The set of $n \times n$ matrices having trace equal to zero is a subspace of $M_{n \times n} \left(F\right)$ The set of $n \times n$ matrices having trace equal to zero is a subspace of $M_{n \times n} \left(F\right)$
I understand that the trace of a matrix is the sum of the diagonal entries. I also understand that an $n \times n$ matrix is defined as a square matrix. However, I do not understand why this means that the aforementioned matrix must therefore be subspace of a square matrix, $\mathrm M_{n \times n} \left(F\right)$.
I would greatly appreciate it if someone could please take the time to make this concept clear to me.
 A: *

*It is non-empty since the null matrix $(0)_{n,n}\in E$, where $E$ is the subspace you are looking for.

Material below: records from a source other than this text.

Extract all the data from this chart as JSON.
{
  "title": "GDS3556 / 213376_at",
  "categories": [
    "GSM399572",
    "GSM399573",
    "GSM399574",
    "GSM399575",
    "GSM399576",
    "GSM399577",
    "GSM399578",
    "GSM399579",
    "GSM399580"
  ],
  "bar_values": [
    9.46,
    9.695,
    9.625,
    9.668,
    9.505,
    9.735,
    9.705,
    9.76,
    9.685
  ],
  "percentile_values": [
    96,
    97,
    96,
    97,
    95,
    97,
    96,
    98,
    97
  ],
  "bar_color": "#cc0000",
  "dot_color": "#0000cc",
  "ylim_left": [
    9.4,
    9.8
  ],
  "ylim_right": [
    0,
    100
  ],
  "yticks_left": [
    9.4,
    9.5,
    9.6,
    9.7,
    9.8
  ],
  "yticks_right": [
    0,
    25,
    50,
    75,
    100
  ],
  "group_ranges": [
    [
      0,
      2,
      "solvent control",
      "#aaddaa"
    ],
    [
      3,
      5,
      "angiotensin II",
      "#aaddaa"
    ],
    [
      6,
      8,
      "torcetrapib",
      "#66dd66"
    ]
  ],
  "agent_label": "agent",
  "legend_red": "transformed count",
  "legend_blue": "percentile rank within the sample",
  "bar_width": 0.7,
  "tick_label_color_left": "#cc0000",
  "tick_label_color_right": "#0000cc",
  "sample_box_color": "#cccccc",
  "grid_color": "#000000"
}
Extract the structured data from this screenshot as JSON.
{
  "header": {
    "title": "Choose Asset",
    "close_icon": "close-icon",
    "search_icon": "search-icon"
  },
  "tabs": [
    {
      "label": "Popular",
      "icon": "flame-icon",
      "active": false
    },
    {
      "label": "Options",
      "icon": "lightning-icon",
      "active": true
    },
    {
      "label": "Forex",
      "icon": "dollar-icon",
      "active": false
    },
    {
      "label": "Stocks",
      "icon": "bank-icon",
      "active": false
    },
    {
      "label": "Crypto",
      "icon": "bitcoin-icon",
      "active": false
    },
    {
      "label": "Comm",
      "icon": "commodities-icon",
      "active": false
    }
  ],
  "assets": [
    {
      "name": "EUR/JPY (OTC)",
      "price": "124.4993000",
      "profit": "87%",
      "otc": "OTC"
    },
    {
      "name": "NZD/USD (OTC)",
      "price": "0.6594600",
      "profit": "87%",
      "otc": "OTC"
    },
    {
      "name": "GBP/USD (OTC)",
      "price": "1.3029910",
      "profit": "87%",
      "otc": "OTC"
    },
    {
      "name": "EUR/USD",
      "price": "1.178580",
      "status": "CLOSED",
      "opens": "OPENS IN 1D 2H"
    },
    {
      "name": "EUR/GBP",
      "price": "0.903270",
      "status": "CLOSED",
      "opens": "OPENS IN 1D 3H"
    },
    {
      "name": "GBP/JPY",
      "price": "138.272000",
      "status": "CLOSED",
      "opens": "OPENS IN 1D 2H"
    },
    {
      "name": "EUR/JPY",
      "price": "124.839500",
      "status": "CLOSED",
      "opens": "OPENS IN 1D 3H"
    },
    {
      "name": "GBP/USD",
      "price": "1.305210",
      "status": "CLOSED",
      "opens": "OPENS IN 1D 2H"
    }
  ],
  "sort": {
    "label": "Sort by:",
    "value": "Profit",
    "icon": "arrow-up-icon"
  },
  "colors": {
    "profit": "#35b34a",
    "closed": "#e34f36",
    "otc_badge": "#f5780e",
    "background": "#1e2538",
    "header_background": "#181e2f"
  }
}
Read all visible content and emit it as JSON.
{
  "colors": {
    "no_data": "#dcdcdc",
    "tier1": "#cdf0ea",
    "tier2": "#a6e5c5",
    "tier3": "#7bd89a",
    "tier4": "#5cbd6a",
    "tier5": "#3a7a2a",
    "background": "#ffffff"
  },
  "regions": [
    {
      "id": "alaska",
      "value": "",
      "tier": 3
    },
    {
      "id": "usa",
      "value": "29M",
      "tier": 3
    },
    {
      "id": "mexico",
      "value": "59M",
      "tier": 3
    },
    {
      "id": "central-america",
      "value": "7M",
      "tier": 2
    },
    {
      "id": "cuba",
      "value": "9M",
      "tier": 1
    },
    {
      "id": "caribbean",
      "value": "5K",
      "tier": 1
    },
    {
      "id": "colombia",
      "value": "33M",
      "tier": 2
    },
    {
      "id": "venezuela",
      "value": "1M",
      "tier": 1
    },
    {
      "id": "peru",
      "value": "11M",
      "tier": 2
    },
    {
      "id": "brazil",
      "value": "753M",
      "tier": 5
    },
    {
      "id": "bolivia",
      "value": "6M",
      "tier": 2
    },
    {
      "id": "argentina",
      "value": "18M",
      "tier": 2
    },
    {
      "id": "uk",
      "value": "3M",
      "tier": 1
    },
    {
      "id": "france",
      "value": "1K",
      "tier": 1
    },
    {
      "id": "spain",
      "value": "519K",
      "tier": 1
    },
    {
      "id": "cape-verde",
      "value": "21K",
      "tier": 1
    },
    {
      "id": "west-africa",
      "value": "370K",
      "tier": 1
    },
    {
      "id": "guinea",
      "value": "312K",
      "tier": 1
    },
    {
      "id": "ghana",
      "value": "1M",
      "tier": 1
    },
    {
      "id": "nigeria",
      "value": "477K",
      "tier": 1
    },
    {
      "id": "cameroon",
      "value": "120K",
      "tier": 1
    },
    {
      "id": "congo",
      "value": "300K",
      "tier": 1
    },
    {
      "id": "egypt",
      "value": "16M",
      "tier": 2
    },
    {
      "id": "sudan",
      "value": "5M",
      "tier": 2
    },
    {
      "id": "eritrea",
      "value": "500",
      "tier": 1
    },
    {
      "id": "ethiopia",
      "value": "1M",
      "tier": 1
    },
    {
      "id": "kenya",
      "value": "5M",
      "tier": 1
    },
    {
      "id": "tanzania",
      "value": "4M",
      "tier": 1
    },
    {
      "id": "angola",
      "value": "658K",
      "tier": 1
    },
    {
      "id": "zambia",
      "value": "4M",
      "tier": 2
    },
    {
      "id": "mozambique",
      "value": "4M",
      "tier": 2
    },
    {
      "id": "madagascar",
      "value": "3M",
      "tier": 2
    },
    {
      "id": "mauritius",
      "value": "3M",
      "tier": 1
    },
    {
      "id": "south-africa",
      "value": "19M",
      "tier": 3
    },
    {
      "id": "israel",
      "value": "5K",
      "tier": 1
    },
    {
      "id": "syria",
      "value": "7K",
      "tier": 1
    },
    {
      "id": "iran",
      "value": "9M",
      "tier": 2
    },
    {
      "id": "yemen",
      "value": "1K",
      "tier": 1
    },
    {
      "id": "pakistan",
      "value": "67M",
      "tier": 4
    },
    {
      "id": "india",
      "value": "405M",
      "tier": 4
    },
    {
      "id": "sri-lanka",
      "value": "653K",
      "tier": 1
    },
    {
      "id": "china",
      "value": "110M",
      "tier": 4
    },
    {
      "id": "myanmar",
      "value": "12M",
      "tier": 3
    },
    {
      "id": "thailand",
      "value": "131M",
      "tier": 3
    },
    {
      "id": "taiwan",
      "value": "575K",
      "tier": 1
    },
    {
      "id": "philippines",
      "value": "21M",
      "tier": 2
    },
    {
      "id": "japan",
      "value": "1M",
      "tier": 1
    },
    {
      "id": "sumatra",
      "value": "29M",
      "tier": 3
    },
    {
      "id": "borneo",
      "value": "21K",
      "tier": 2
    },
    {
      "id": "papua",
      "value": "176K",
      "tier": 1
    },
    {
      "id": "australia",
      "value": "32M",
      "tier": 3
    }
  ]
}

*If $M_1,M_2\in E$, $\lambda \in F$, then 
$$\mathrm{tr}(M_1+\lambda M_2)=\mathrm{tr}(M_1)+\lambda \mathrm{tr}(M_2)=0$$
because $M_1,M_2\in E$.
So $E$ is indeed a sub-vector space of $M_{n,n}(F)$.
A: Let $E$ be a vector space. A (non-empty) subset $U$ of $V$ is a subspace (of $V$) if $U$ is closed by addition and product by a scalar :


*

*$\forall x,y \in U, x+y \in U$

*$\forall \lambda \in F, \forall x\in U, \lambda x \in U$


So, here you need to prove that :


*

*the sum of two matrix with trace zero has trace zero

*if you multiply a matrix with trace zero, the result has trace zero


Those two properties are really easy to show 
A: So let $A = \{a_{ij}\}$ and $B = \{b_{ij}\}$. If $A$ and $B$ both have trace $0$, it means that $0 = \sum_{i=1}^n a_{ii} = \sum_{i=1}^n b_{ii}$. Now, $C = A+B$ has diagonal entries $c_{ii} = a_{ii} + b_{ii}$, so that $\sum_{i=1}^n c_{ii} = \sum_{i=1}^n a_{ii} + b_{ii} = \sum_{i=1}^n a_{ii} + \sum_{i=1}^n b_{ii} = 0$, so that $C$ has trace $0$ as well. Similarly, if $A$ has trace $0$, $dA$ will as well, for any $d\in\mathbb{R}$, since $\sum_{i=1}^n da_{ii} = d\sum_{i=1}^n a_{ii} = 0$. 
When closure as described above is satisfied, the other properties will fall in line. Let $c=0$, you have an additive identity, let $c=-1$, you have an inverse, everything else is inherited from the general properties of matrix addition and scalar multiplication.